Delirium often occurs as a sudden and noticeable change in a person’s mental state and abilities. A person with delirium He or she may become confused, disoriented, and have significant difficulty focusing or following a conversation.
Their personalities may change and they may become withdrawn, agitated, and suspicious, and they may say nonsensical things or experience hallucinations.
They may have difficulty acting rationally, saying irrational things, or even experiencing hallucinations.
An important sign is a marked decline in their ability to perform routine, daily activities.
Delirium poses a major challenge in healthcare for the elderly.
It affects half of all elderly people in hospital; this number rises to over 70 percent for those in intensive care and affects a significant proportion of up to 60 percent of people in care homes.
The study’s main author, Vasilis Raptis, from the University of Edinburgh, said: ‘The study provides the strongest evidence to date that delirium has a genetic component.

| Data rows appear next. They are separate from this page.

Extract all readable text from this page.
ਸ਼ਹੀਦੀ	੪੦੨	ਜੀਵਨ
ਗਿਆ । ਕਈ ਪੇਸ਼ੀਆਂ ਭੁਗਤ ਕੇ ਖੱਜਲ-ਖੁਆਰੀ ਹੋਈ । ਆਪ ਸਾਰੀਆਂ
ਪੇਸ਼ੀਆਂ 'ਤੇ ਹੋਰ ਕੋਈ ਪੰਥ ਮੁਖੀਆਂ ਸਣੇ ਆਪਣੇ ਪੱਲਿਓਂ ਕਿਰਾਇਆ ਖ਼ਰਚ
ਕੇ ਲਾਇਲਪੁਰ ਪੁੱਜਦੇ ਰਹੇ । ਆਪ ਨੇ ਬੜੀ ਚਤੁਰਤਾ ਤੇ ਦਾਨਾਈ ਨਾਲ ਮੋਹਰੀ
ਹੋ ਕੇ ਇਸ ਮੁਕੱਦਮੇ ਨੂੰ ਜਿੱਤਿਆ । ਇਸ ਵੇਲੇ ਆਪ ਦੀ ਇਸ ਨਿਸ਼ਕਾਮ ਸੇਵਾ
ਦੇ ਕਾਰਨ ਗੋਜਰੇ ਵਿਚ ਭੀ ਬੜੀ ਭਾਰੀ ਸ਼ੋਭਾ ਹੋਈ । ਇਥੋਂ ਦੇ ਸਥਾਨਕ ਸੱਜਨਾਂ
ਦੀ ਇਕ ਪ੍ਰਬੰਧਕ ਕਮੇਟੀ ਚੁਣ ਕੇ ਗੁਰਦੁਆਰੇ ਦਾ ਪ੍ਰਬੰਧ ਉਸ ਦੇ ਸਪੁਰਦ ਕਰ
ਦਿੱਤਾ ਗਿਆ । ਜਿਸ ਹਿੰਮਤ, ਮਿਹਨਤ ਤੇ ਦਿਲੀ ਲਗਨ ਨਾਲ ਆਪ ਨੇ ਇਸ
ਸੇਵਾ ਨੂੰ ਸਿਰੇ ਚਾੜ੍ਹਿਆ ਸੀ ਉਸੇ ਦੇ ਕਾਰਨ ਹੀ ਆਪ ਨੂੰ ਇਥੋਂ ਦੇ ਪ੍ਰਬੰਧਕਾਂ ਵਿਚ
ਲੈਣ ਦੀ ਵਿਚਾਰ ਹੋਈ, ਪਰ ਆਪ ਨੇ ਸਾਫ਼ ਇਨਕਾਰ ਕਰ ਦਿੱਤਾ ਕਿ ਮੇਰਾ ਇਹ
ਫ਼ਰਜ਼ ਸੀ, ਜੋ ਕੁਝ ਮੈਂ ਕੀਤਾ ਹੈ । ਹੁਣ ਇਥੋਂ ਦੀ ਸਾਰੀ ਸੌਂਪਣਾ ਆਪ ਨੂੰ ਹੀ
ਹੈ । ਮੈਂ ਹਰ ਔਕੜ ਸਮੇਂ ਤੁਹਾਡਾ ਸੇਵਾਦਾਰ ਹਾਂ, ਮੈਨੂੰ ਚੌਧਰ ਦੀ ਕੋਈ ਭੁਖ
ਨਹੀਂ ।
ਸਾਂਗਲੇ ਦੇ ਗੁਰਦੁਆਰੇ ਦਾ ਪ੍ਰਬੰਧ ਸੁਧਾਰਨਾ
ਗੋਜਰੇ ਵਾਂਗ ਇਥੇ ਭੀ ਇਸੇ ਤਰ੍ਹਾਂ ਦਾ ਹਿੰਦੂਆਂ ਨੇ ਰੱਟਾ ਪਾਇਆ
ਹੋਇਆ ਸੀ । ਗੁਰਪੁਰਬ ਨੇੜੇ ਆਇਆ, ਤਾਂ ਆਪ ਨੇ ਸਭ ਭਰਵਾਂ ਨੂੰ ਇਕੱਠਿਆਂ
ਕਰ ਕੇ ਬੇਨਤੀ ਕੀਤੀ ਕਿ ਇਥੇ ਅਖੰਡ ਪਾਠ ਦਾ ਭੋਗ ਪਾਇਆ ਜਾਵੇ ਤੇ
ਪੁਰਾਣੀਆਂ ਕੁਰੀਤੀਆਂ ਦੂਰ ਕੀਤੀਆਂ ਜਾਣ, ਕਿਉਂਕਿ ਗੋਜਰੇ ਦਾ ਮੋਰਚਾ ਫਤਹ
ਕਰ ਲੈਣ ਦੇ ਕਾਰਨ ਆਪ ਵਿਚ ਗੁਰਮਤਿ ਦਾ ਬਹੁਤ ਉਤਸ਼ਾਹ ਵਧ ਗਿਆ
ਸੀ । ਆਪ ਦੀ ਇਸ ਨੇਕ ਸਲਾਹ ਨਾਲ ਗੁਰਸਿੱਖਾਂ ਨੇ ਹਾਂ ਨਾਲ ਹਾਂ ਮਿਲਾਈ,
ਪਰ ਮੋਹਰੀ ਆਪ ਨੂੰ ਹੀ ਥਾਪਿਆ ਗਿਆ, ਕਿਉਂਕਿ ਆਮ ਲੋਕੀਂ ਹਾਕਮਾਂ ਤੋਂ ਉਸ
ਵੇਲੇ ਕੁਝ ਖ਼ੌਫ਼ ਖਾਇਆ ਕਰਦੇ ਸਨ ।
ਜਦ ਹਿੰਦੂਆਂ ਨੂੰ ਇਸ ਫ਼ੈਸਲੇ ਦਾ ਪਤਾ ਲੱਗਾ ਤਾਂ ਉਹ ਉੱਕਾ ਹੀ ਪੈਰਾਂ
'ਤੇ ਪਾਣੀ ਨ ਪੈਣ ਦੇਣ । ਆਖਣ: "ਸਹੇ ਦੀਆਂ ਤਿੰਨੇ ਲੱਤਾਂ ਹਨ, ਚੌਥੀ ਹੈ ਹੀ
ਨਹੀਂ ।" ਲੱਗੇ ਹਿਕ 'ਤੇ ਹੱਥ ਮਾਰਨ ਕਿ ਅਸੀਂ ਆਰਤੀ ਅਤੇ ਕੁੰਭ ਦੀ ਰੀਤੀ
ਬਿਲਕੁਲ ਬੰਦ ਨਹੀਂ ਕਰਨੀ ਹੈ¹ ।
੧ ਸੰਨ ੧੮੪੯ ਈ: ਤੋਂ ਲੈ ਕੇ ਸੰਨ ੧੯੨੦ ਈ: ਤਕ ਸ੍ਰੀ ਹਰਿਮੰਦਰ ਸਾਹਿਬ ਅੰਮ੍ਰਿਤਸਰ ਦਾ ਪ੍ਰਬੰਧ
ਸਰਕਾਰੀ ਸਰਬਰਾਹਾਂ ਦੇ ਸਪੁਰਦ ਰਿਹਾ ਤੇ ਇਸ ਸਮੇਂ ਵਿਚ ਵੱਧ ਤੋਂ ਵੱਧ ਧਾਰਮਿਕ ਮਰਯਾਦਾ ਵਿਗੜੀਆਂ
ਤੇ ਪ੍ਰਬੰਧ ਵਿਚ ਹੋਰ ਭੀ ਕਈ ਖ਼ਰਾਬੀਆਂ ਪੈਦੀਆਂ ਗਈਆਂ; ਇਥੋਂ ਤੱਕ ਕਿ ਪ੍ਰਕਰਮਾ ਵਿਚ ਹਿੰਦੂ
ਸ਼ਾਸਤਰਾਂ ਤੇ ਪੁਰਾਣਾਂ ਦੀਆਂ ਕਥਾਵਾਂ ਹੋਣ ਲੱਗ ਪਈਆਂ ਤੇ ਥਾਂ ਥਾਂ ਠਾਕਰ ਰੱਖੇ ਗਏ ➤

‘Our next step is to understand how DNA modifications and changes in gene expression in brain cells can lead to delirium.’
A separate, advanced analysis confirmed that a specific region on chromosome 19 that houses the APOE gene plays a central role in delirium.
It highlighted that four specific genes in this region (APOE, TOMM40, PVRL2, and BCAM) are critically involved in the disease process, solidifying this region as a major focus for future research and therapeutic interventions.
Australian actor Chris Hemsworth took a break in 2022 after learning he inherited two copies of APOE4, the so-called ‘Alzheimer gene’, from his parents. Studies show that having both copies increases the risk by 10 to 15 times. Having a copy could double one’s risk
The brain affected by dementia is already in a fragile state and has been weakened by the cumulative damage of the disease.
Neural networks are compromised and the brain has less backup capacity to cope with new stressors.
When a major stressor occurs, such as an infection or surgery, the body’s immune system launches an aggressive attack that further damages the blood-brain barrier, strains brain cells, and can be directly toxic to neurons.
While delirium lasts from hours to a day or two, it causes permanent physical damage by destroying critical nerve connections and actively accelerating disease processes that the brain is already fighting, leading to a more rapid decline.
The results of the England team were published in the magazine Aging of Nature.